Der Physiker und pensionierte Gymnasiallehrer aus Hölstein weist auf Bohrungen in Grönland hin, bei denen Wissenschafter der Universität Bern festgestellt haben, dass sich die Eiszeiten alle 100 000 Jahre wiederholen. Laut diesen Erkenntnissen müssten wir heute in einer solchen stehen, mit sinkenden Temperaturen. So ist es aber nicht, im Gegenteil. Seit 1900 ist die Durchschnittstemperatur der Erde laufend gestiegen. Von Salis zeigt dies eindrücklich am Bild eines Eishockeystocks: Waren die Temperaturen lange Zeit mehr oder weniger konstant, stiegen sie in den vergangenen Jahrzehnten steil an wie die Schaufel des Stocks. Eines der untrüglichen Zeichen zeige sich am Nordpol, wo ein grosser Teil des Eises bereits verschwunden sei. «Das Tragische ist, dass ausgerechnet hier grosse Erdöl- und Gasvorkommen liegen und alle Anrainerstaaten diese abbauen wollen. Mit der Förderung und Verbrennung dieser fossilen Stoffe steigt der Kohlendioxidgehalt in der Luft noch mehr an und damit auch die Temperatur.»
Nur nicht den Schwarzen Peter zuschieben
36 Milliarden Tonnen Kohlendioxid, hervorgerufen vor allem durch die Verbrennung von fossilen Energieträgern wie Erdöl und Gas, sammelten sich allein im Jahr 2016 in der Atmosphäre an. Die Treibhausgase, neben Kohlendioxid beispielsweise auch Methan, absorbieren die Wärmeabstrahlung der Erde und heizen die Atmosphäre auf. «Kohlendioxid ist einerseits wichtig für das Leben auf der Erde, aber sehr wahrscheinlich auch verantwortlich für den Klimawandel.
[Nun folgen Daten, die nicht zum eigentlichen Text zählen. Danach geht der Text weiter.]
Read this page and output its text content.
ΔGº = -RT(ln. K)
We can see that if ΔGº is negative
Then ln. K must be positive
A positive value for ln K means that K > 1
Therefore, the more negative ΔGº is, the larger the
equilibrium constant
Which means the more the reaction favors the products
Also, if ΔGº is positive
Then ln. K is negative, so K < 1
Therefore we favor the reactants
Wenn wir etwas machen wollen für die Zukunft, müssen wir den Ausstoss von Kohlendioxid reduzieren», so das klare Verdikt von Radolf von Salis.
Zurück blieben bei den Besuchern nach dem Vortrag vor allem Fragen. Was ist, wenn die Weltbevölkerung noch weiter zunimmt und für sich den gleichen Wohlstand einfordert, wie wir ihn hier im Westen kennen? Wollen wir wirklich eine Deindustrialisierung, wie sie Hardcore-Klimaaktivisten im Auge haben, und uns damit ins Mittelalter zurückkatapultieren? Wie weit können wir den hypothetischen Klimamodellen mit ihrer hohen Ungenauigkeit Glauben schenken? Genügt es, weniger Fleisch zu essen, unsere Häuser besser zu isolieren oder auf Flugreisen zu verzichten?
«Das Schlimmste wäre, den Schwarzen Peter anderen zuzuschieben. Ich bin überzeugt, dass jede Bürgerin und jeder Bürger seinen oder ihren Beitrag leisten muss», so die mahnenden Worte des Referenten. Aus seiner persönlichen Sicht ist klar: Wenn die 8 Milliarden Erdenbewohner so leben wie wir hier, dann kommt die Klimakatastrophe rasant. Wichtig sei es deshalb, dass die Menschen in jenen Ländern, denen es wie der Schweiz gut gehe, ihre Ansprüche zurückschrauben. «Und vielleicht», so Torsten Amling, Pfarrer in Langenbruck und Waldenburg, «braucht es bei der ganzen Debatte auch ein bisschen Gelassenheit. Ich glaube nicht, dass die Welt untergeht.»
Die Klimakatastrophe von 1540
emg. Mitten in der Reformationszeit erlebte Europa die grösste Dürre der vergangenen 700 Jahre. Bäche waren ausgetrocknet, Elbe, Donau oder Seine konnte man vielerorts trockenen Fusses durchqueren. Auch der Rhein in Basel hatte einen rekordverdächtigen Niedrigwasserstand. Vielerorts wurde das Trinkwasser knapp, Vieh verdurstete, die Ernte verdorrte, die Armen verhungerten. Die Menschen in ganz Europa hatten den Eindruck, von einer biblischen Plage heimgesucht zu werden. Die Dürre brachte Tod und Elend. Soziale Spannungen waren die Folge.